Digital publishing, Blau warned, is fast becoming “just as expensive as print”, despite the fact that there is no printing or distribution cost. This is because “it requires so much to have the analytics and data infrastructure and teams that can make sense of it”.

In addition, to make sure you have pages that load fast enough and keeping on top of several additional technological advancements and requirement, publishers find themselves in an expensive “arms race”, he said. Running 25 content management systems for 63 websites just does not make financial sense any more. It is for this reason that Condé Nast International is migrating all of their brands into one joint content management system at the moment.

To complicate this huge task, there is also the reality the world is seeing two separate internets evolving: the American, or Western, owned internet of Facebook, Google, Amazon and Apple, and the Chinese controlled internet, which is largely “under-covered” in the European and American trade press, “but is showing significant innovation”. 
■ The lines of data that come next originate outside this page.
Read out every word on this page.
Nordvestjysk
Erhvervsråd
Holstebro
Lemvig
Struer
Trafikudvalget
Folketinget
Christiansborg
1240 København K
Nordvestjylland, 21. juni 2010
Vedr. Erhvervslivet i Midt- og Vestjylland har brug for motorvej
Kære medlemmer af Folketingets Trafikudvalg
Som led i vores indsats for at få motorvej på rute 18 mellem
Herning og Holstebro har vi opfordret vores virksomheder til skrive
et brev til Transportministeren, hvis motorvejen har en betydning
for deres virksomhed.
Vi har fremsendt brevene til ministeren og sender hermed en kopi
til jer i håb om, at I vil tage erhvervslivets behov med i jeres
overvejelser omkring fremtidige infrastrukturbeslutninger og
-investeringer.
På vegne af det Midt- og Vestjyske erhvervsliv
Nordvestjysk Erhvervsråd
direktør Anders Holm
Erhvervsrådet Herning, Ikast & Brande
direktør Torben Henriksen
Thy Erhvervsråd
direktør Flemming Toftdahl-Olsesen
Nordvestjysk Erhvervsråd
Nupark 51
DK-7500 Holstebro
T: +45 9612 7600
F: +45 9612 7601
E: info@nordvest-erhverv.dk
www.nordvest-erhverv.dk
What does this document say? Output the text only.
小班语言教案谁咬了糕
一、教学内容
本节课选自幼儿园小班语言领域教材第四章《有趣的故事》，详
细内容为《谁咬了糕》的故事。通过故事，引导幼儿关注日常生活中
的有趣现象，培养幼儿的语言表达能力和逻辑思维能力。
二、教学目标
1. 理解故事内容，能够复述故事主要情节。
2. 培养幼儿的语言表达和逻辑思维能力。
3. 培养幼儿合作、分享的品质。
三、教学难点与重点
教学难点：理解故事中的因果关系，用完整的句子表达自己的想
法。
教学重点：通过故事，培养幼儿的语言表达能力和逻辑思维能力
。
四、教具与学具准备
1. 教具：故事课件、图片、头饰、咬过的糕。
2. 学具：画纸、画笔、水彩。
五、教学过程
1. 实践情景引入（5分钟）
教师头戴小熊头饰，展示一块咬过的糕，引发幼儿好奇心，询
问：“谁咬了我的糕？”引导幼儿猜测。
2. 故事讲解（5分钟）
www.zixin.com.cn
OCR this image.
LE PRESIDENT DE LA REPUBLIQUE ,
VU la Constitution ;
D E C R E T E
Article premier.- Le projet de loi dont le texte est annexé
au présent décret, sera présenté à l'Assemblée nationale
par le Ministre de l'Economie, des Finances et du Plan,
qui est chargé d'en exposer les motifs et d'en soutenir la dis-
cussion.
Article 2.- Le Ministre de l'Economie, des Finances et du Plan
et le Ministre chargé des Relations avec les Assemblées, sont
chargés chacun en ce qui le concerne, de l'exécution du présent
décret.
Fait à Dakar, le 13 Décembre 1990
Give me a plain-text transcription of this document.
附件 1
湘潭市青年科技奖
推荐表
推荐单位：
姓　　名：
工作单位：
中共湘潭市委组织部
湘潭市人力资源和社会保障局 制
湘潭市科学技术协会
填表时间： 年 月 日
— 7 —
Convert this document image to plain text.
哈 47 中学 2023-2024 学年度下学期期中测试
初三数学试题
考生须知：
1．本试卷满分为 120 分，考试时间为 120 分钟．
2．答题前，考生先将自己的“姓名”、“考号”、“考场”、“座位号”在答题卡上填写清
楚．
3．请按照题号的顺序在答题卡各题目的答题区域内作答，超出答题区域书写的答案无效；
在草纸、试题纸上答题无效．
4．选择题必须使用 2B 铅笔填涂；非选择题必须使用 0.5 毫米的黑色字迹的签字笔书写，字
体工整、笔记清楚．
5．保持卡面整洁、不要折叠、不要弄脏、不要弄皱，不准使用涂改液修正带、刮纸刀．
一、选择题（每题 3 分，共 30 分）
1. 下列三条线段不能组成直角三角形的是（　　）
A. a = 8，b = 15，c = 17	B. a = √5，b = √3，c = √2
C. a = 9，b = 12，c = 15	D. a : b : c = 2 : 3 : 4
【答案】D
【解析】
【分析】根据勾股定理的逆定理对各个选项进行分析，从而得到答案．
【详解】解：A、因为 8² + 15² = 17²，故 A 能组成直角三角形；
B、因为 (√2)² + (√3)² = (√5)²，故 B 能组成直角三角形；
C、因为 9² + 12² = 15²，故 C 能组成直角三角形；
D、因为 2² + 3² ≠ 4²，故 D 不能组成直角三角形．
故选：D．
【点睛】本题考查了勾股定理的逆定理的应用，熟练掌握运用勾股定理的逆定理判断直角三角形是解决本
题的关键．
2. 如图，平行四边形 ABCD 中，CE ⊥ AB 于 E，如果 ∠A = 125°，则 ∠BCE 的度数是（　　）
The problem, said Blau, is that brands in Latin America, Africa, the Middle East, Southeast Asia and even parts of Europe are steadily “being squeezed” between these two “internet realities” and losing out on potential audiences in the process. He thinks that to be a truly global publisher and succeed publishers need to have a strong market position not only in the US or China but “ideally in both”.

In general, Blau said, the publishing industry will need to innovate and optimise at the same time. To do this there are three minimum requirements:

  1. Defend the business because you can assume that it is under threat all the time;
  2. Optimise your business by looking at every possible way to grow income streams; and
  3. Explore future opportunities from the increased visibility we have gained from digital exposure, whether this be brand licensing, ecommerce or any other way.

As for optimising new income opportunities, Blau said too much attention has been given to the statistic that 99 per cent of new digital advertising supposedly went to Google and Facebook from 2015 to 2016. While this “does not look as radical any more” in 2017 “we tend to forget that the remaining one per cent that did not go to Google or Facebook actually grew from $4.6 billion to $4.7 billion in the US alone”.

This means there remain growing opportunities for digital display advertising. “Tell me of another business of that size that you will happily walk away from. There is room for high quality digital advertising for publishers,” he said.